Socially assistive robotics (SAR) is a new field of intelligent robotics that focuses on developing machines capable of assisting users through social rather than physical interaction. The robot’s physical embodiment is at the heart of SAR’s effectiveness, as it hinges on the inherently human tendency to engage with lifelike (but not necessarily human-like or otherwise biomimetic) agents. People readily ascribe intention, personality, and emotion to robots; SAR leverages this engagement stemming from non-contact social interaction involving speech, gesture, movement demonstration and imitation, and encouragement, to develop robots capable of monitoring, motivating, and sustaining user activities and improving human learning, training, performance and health outcomes. Human-robot interaction (HRI) for SAR is a growing multifaceted research area at the intersection of engineering, health sciences, neuroscience, social, and cognitive sciences.  This talk will describe our research into embodiment, modeling and steering social dynamics, and long-term user adaptation for SAR. The research will be grounded in projects involving analysis of multi-modal activity data, modeling personality and engagement, formalizing social use of space and non-verbal communication, and personalizing the interaction with the user over a period of months, among others.

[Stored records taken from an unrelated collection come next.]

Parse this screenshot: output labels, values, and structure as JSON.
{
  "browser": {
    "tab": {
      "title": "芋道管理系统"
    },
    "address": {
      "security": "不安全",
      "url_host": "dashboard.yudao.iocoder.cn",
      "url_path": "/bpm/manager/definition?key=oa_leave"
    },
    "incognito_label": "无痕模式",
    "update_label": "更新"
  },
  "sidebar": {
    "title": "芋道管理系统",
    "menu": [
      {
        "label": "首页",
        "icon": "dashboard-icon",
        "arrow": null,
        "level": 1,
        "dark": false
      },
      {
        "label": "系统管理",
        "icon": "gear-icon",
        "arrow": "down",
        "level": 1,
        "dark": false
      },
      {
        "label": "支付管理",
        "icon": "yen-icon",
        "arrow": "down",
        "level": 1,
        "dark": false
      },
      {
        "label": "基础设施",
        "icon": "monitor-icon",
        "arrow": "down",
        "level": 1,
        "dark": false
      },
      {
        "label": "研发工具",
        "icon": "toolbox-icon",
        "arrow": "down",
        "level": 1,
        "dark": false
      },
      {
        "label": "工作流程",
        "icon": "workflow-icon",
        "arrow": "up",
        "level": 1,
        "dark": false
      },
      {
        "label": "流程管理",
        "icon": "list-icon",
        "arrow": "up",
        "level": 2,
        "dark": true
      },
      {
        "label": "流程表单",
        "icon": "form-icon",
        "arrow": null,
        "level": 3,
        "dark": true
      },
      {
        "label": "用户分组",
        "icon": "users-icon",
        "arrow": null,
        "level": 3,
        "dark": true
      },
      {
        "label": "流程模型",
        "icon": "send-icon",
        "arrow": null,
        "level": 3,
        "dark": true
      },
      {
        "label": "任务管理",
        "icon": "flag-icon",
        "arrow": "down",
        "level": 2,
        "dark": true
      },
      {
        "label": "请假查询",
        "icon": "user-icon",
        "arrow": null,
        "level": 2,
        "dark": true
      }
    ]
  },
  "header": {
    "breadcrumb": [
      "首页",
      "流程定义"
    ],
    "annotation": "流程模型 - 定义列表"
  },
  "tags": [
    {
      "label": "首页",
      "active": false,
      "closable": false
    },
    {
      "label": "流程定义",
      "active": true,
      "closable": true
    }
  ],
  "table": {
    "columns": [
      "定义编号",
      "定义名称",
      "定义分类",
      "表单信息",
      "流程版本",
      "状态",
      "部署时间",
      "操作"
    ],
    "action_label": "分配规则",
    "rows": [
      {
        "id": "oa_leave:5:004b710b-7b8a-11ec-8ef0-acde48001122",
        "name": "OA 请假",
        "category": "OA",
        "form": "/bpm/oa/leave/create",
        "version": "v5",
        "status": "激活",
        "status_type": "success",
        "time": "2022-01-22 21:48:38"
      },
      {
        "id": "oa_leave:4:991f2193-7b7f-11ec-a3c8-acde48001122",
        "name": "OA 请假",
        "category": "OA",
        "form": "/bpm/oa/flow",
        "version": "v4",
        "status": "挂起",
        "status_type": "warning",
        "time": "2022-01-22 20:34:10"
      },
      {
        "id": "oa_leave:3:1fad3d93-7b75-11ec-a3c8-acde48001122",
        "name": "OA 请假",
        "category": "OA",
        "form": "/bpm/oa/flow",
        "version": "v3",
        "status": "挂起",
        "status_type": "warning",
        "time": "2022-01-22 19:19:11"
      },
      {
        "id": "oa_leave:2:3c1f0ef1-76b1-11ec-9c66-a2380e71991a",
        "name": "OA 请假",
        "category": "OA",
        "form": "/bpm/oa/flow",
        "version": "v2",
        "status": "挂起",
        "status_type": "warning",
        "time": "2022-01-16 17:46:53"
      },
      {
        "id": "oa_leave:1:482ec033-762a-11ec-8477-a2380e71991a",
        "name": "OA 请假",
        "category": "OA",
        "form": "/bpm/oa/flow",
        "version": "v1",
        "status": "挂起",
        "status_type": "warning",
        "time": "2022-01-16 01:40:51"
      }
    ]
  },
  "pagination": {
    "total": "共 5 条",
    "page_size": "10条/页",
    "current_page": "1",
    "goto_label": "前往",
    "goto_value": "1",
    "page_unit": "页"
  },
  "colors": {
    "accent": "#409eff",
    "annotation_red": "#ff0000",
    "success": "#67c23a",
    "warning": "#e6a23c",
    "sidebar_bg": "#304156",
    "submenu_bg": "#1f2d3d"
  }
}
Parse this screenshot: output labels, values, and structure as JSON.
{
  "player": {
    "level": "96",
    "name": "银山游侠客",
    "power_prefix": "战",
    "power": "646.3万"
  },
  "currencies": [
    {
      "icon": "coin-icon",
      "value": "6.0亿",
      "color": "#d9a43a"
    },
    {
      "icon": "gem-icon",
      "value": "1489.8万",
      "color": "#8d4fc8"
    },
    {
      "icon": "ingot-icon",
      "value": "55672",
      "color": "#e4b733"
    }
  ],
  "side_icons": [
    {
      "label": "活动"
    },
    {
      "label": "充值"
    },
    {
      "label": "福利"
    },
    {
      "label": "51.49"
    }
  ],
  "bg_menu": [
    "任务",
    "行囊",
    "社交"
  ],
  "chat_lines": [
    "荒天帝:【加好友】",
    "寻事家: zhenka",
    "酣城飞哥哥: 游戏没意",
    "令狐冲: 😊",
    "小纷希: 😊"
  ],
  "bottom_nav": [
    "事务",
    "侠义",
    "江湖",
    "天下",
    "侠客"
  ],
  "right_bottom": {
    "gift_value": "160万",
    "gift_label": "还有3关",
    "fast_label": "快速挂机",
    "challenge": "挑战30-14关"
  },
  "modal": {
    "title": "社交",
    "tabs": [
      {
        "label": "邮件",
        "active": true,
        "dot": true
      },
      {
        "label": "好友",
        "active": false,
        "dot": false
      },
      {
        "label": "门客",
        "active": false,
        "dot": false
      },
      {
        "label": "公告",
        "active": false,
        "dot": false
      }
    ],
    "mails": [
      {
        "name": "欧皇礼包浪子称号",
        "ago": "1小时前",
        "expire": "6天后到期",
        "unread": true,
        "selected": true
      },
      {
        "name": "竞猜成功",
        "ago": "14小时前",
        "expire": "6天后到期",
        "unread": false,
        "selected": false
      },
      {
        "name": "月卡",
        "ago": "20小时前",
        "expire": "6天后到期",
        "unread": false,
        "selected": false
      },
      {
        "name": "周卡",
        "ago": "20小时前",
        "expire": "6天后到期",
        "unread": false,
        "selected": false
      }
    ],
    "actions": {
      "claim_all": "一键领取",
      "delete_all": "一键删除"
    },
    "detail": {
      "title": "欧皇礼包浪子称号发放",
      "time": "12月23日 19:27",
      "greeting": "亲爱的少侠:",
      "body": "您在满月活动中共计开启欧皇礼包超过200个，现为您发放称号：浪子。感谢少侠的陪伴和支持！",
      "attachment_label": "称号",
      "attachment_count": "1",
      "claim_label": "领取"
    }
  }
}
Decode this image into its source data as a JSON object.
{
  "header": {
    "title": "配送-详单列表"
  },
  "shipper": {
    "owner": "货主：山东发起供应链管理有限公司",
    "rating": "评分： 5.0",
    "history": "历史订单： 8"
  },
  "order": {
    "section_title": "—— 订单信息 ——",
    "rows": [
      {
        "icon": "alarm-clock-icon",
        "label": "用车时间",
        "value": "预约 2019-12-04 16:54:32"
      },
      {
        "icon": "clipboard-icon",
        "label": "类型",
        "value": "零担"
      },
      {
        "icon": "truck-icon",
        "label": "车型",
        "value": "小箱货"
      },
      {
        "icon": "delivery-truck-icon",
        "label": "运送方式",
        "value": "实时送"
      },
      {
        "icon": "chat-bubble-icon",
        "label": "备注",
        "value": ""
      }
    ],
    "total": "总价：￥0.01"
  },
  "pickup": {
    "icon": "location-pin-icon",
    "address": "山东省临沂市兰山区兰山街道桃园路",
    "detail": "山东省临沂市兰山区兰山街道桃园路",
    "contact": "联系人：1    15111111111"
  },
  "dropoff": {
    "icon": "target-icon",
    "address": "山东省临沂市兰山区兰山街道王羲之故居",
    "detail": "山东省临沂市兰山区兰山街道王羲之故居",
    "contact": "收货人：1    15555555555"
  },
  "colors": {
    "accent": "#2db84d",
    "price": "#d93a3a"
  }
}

The presented methods and algorithms will be validated on implemented SAR systems evaluated by human subject cohorts from a variety of user populations, including stroke patients, children with autism spectrum disorder, and elderly with Alzheimer's and other forms of dementia. 

October 7, 2016

Computational Lensing Imaging: Using Optics for Computation and Computation for Optics in Miniature Sensors and Imagers

Speaker: David G. Stork, Rambus Labs

The central insight underlying the field of computational sensing and imaging is that the joint design of optics and signal processing to yield a final digital image or estimate of some property of the scene can relax the traditional constraints on optical elements need to make an optical image that "looks good."  In our lensless imagers, binary diffraction gratings with special mathematical properties yield blurry, blob-like optical images that nevertheless contain sufficient information that a digital image of the scene can be computed.

September 23, 2016

Machine Learning for Materials Discovery: Low-LTC Compounds, GrainBoundaries and Superlattices

Speaker: Koji Tsuda, Professor, Department of Computational Biology and Medical Sciences Graduate School of Frontier Sciences, The University of Tokyo

Material discovery driven by machine learning is a reality. I report successful case studies in discovery of low LTC compounds from database, grain boundary optimization and automated design of Si-Ge superlattices.

September 9, 2016

Achieving Superintelligence: Definitions, Datasets, and Defenses

Speaker: Alex Wissner-Gross, President and Chief Scientist of Gemedy

What is the critical path to achieving artificial superintelligence? This talk will explore the computational science and engineering issues associated with defining intelligence, the role of large datasets in accelerating AI breakthroughs, and strategies for detecting and managing the emergence of superhuman AI.